Auch wenn das Thema Föderalismus nicht direkt im unmittelbaren medialen und gesellschaftlichen Fokus liegt, so betrifft es dennoch viele Politikfelder, die dadurch beeinflusst werden. Konkret das zum Föderalismus dazugehörige Zweikammersystem steht immer wieder im Fokus von politischen Debatten – genauer gesagt geht es um die zweite Kammer. Die Sinnhaftigkeit und die Funktion des Bundesrates ist ein immer wieder kehrendes Thema. Die zweite Kammer gehört nämlich zum festen Bestandteil der seit 1920 bestehenden Bundesstaatlichkeit in Österreich und soll – zumindest in der Theorie – die Länderinteressen vertreten. Kritisiert wird vor allem, dass der Bundesrat faktisch machtlos ist und statt Länderinteressen oft Parteiinteressen im Vordergrund stehen. Die Frage einer möglichen Reform des Bundesrates steht in direkter und starker Verbindung zur Debatte um Föderalismusreformen.

Die Stärken und Schwächen föderaler Mechanismen

Werfen wir aber einen Blick auf den Einfluss der Bundesstaatlichkeit auf die politische Landschaft, so lässt sich sagen, dass der Föderalismus sowohl eine Palette an Vor- aber auch Nachteilen für die staatlichen Mechanismen mit sich bringt.

Dem Föderalismus wird vor allem aufgrund der Wettbewerbsfunktion, die zwischen den einzelnen Bundesländern entsteht, eine große Effizienz nachgesprochen.

Eines der wichtigsten Vorteile lässt sich aufgrund von multiethnischen, multilingualen, religiös heterogenen Gesellschaften veranschaulichen.

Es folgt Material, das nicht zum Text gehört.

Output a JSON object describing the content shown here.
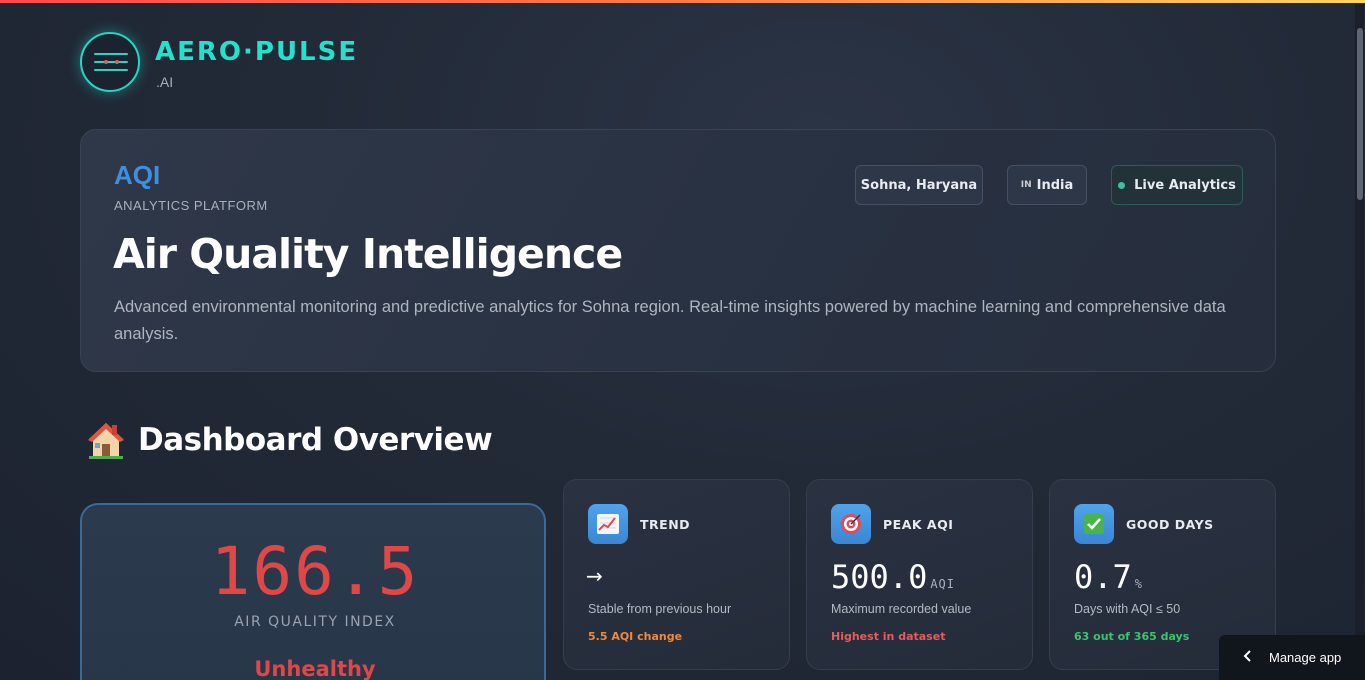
{
  "brand": {
    "name": "AERO·PULSE",
    "suffix": ".AI"
  },
  "hero": {
    "badge": "AQI",
    "badge_sub": "ANALYTICS PLATFORM",
    "title": "Air Quality Intelligence",
    "description": "Advanced environmental monitoring and predictive analytics for Sohna region. Real-time insights powered by machine learning and comprehensive data analysis.",
    "pills": {
      "location": "Sohna, Haryana",
      "country_code": "IN",
      "country": "India",
      "live": "Live Analytics"
    }
  },
  "section": {
    "title": "Dashboard Overview",
    "icon": "house-icon"
  },
  "aqi": {
    "value": "166.5",
    "label": "AIR QUALITY INDEX",
    "status": "Unhealthy",
    "status_color": "#e04848"
  },
  "cards": {
    "trend": {
      "title": "TREND",
      "icon": "chart-increasing-icon",
      "symbol": "→",
      "desc": "Stable from previous hour",
      "note": "5.5 AQI change",
      "note_color": "#f0883e"
    },
    "peak": {
      "title": "PEAK AQI",
      "icon": "target-icon",
      "value": "500.0",
      "unit": "AQI",
      "desc": "Maximum recorded value",
      "note": "Highest in dataset",
      "note_color": "#e65c5c"
    },
    "good": {
      "title": "GOOD DAYS",
      "icon": "check-mark-icon",
      "value": "0.7",
      "unit": "%",
      "desc": "Days with AQI ≤ 50",
      "note": "63 out of 365 days",
      "note_color": "#3cc46b"
    }
  },
  "manage_app": {
    "label": "Manage app"
  },
  "colors": {
    "accent": "#24e0cc",
    "blue": "#3f8fe0",
    "danger": "#e04848"
  }
}
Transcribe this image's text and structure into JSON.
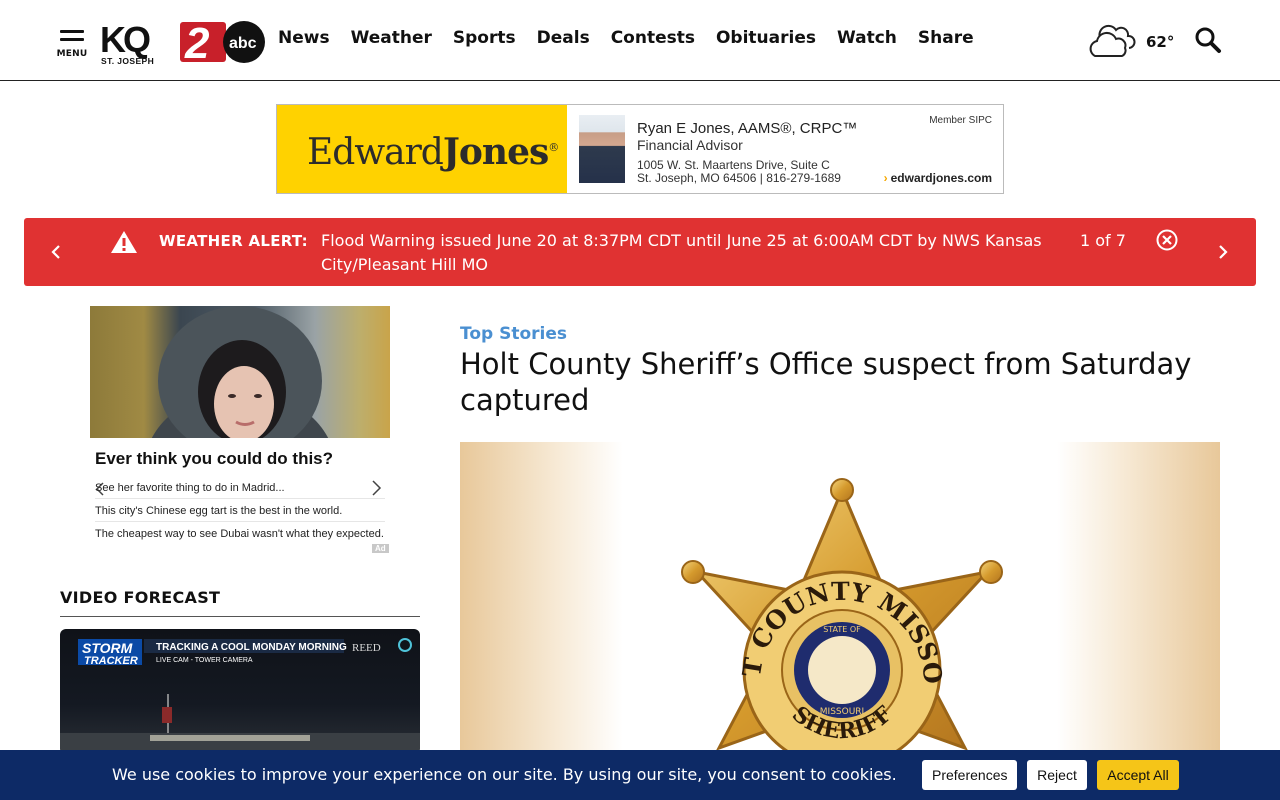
{
  "header": {
    "menu_label": "MENU",
    "logo": {
      "call_sign": "KQ",
      "number": "2",
      "network": "abc",
      "city": "ST. JOSEPH"
    },
    "nav": [
      "News",
      "Weather",
      "Sports",
      "Deals",
      "Contests",
      "Obituaries",
      "Watch",
      "Share"
    ],
    "weather": {
      "icon": "cloud-icon",
      "temperature": "62°"
    },
    "search_icon": "search-icon"
  },
  "ad_banner": {
    "brand_light": "Edward",
    "brand_bold": "Jones",
    "brand_mark": "®",
    "name": "Ryan E Jones, AAMS®, CRPC™",
    "title": "Financial Advisor",
    "address_line1": "1005 W. St. Maartens Drive, Suite C",
    "address_line2": "St. Joseph, MO 64506  |  816-279-1689",
    "member": "Member SIPC",
    "url": "edwardjones.com",
    "colors": {
      "yellow": "#ffd200"
    }
  },
  "alert": {
    "label": "WEATHER ALERT:",
    "message": "Flood Warning issued June 20 at 8:37PM CDT until June 25 at 6:00AM CDT by NWS Kansas City/Pleasant Hill MO",
    "counter": "1 of 7",
    "color": "#e03232"
  },
  "side_ad": {
    "headline": "Ever think you could do this?",
    "lines": [
      "See her favorite thing to do in Madrid...",
      "This city's Chinese egg tart is the best in the world.",
      "The cheapest way to see Dubai wasn't what they expected."
    ],
    "ad_tag": "Ad"
  },
  "video_forecast": {
    "heading": "VIDEO FORECAST",
    "brand_top": "STORM",
    "brand_bottom": "TRACKER",
    "banner": "TRACKING A COOL MONDAY MORNING",
    "sub_banner": "LIVE CAM - TOWER CAMERA",
    "sponsor": "REED"
  },
  "story": {
    "kicker": "Top Stories",
    "title": "Holt County Sheriff’s Office suspect from Saturday captured",
    "badge_arc_top": "HOLT COUNTY MISSOURI",
    "badge_arc_bottom": "SHERIFF",
    "seal_top": "STATE OF",
    "seal_bottom": "MISSOURI"
  },
  "cookie_bar": {
    "text": "We use cookies to improve your experience on our site. By using our site, you consent to cookies.",
    "preferences": "Preferences",
    "reject": "Reject",
    "accept": "Accept All",
    "accent": "#f5c518",
    "background": "#0d2a66"
  }
}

Die Stärke des Föderalismus liegt in der Integration heterogener Gesellschaften bzw. Bewahrung der Vielfalt. Daraus leitet sich auch der Minderheitenschutz ab und die angepasste Politik für die einzelnen Teilstaaten ab. Dem Föderalismus wird vor allem aufgrund der Wettbewerbsfunktion, die zwischen den einzelnen Bundesländern entsteht, eine große Effizienz nachgesprochen – sie sei effizienter als Einheitsstaaten. Ein weiterer dem Föderalismus zugeschriebener Faktor bezüglich der Effizienz ist wie zuvor schon erwähnt die Machtverteilung – die Macht konzentriert sich nicht mehr im Zentrum, sondern sie teilt sich auf. Aufgrund der Regionalisierung der Politik wird ebenso die Partizipation bei den Bürgern weitgehend erhöht, da sich die Bürger auf mehreren Ebenen am politischen Prozess beteiligen können.

Den Vorteilen stehen die Schwächen/Nachteile des Föderalismus gegenüber. Eine Gruppe von (teil)autonomer Teilstaaten führt zu einer Interessensheterogenität, was wiederum die Entscheidungsfindung massiv erschwert. Es ist viel schwieriger Kompromisse zu finden, da es verschiedene Akteure mit unterschiedlichen Standpunkten gibt. Das System ist blockadenanfälliger und was den Zeitfaktor betrifft weniger flexibel. Neben der Interessensheterogenität kommt zusätzlich die Unübersichtlichkeit des Systems dazu – im Falle von Österreich bedeuten neun verschiedene Bundesländer neun (teils) verschiedene Systeme. Weiters ist die Nachvollziehbarkeit der Entscheidung weniger ausgeprägt – bzw. die Verantwortung kann anders wie in einem Einheitsstaat (wobei da noch andere Faktoren wie etwa Wahl- und Regierungssystem eine Rolle spielen) nicht klar zugeordnet werden.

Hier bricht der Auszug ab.